Gasp0deTheW0nderD0g · 03/08/2025 14:18

No, I probably wasn't clear enough. I think there was a kneejerk response from some people whose lives haven't been adversely affected by immigration, rather the contrary, to think that other people, living in completely different circumstances, should also be delighted to see uncontrolled immigration into their local areas. I also think there's been a head in the sand attitude to the problems caused by certain specific groups failing to integrate into UK society, to the extent that they don't all learn English and they cling to some attitudes and practices which are against UK law and/or which the majority of UK residents find unacceptable.

It's not simple, though. Many of the migrants who came here were better educated and trained and willing to work for lower wages and live in worse conditions than indigenous UK workers, so of course they got jobs. Many employers who took on migrants had really struggled to get anybody to do their work previously. We can argue about whether they would have had more success if they'd paid more but it isn't just that. Early starts, outdoor work, hard manual labour (e.g. picking fruit and veg) are never going to appeal to everybody and we have a fairly generous welfare system which keeps people going even if they never manage to last at a job for more than a few days. A sign that it wasn't just about unfair competition from migrants is that when a great many of them went home after Brexit farmers, care agencies, cafes and so on all struggled to find workers from those who are left.

Anyway, I've strayed a long way from Fife and the Peggie case.

I think this is why many wc people also are suspicious of the level/management of state support to the non-working, which tends to be dismissed by leftys as them being too stupid to know their own best interest.

After all, are we really supposed to think that people from other countries are naturally better suited to that kind of hard work? Or is it just that they deserve to do work like that but British born people shouldn't have to stoop to that?

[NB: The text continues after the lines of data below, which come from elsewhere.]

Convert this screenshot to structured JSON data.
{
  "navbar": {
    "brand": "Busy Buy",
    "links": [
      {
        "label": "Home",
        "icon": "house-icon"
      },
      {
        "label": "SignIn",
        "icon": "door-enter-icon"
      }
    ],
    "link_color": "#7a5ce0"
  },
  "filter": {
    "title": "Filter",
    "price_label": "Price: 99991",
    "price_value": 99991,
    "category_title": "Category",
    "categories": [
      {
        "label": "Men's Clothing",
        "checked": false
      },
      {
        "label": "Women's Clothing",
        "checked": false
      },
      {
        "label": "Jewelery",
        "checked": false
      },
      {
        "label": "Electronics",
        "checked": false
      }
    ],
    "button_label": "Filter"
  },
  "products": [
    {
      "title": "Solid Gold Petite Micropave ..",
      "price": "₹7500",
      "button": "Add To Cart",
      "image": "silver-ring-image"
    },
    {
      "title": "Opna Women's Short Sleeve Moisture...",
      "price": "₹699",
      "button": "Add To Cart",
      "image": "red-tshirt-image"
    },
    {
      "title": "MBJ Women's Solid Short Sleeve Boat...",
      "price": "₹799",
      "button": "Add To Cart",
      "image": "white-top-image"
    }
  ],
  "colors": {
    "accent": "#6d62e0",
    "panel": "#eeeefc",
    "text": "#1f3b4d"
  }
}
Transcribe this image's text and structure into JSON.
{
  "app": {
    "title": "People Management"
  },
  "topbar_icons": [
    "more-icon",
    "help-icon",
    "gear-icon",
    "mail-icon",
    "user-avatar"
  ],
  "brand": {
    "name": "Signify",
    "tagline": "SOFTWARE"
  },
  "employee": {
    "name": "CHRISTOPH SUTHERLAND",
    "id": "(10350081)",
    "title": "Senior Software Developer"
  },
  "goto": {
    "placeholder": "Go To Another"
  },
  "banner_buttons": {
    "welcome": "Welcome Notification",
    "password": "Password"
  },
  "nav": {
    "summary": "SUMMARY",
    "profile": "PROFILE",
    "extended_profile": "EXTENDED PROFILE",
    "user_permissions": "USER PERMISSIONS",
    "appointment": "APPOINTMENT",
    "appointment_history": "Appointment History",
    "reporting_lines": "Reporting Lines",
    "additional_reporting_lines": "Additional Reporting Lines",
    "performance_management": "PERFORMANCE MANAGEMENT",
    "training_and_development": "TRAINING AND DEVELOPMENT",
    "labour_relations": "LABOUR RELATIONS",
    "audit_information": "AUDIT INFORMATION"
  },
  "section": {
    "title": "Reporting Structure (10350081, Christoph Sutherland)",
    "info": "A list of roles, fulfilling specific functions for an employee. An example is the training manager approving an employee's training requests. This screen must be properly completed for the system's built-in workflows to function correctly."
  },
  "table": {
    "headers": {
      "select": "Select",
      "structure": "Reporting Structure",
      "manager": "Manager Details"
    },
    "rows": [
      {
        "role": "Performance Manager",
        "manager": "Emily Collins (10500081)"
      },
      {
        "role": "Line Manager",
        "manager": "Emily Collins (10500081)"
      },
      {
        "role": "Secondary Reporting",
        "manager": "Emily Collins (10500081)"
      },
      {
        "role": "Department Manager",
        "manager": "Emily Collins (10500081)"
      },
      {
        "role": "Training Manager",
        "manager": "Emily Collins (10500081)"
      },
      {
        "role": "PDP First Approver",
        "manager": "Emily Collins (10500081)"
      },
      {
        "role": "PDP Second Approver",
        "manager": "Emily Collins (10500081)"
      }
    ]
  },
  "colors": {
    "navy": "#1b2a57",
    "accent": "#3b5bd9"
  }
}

That does seem like a rather racist POV, and I think most wc people don't believe that, they think that it must be culture or our social systems that account for the unwillingness of local people to do those jobs.

Abhannmor · 04/08/2025 09:31

You're not being realistic @TempestTost . First off - UK unemployment benefits are very stingy. And then you aren't comparing like with like. Farm workers from poor countries will put up with low wages and crap accommodation because they know it's for a limited time. When they go home they could have a nice grub stake , given exchange rates / prices in their home country. Not sure you could afford rent , mortgage or try to raise a family in the UK this way though.

I'm old enough to remember the chicken farmer Bernard Mathews adverts on TV. When his workers complained they couldn't live on his wages he advised them to apply to the DHSS for hardship grants iirc.
The old model can't last forever though. You run out of poor people to exploit.....

illinivich · 04/08/2025 10:07

The farm model is farmers pay minimum wage, and then charge for accommodation. So the actual cost of workers for them is lower than minimum wage.

Similarly, i know of companies that dont advertise work in the UK, its all done thought agencies who advertise abroad and provide accommodation.

I dont think the middle classes realise how many jobs are not only minimum wage, but have difficult conditions. For example, its easy to dismiss workers as not willing to work unsociable hours, but it can be impossible or unsafe to travel for 5am or after midnight using public transport.

I dont blame the companies, they are working in a very difficult market were profits are tight, but i think depending on what is effectively an underclass of foreign workers cannot be a solution.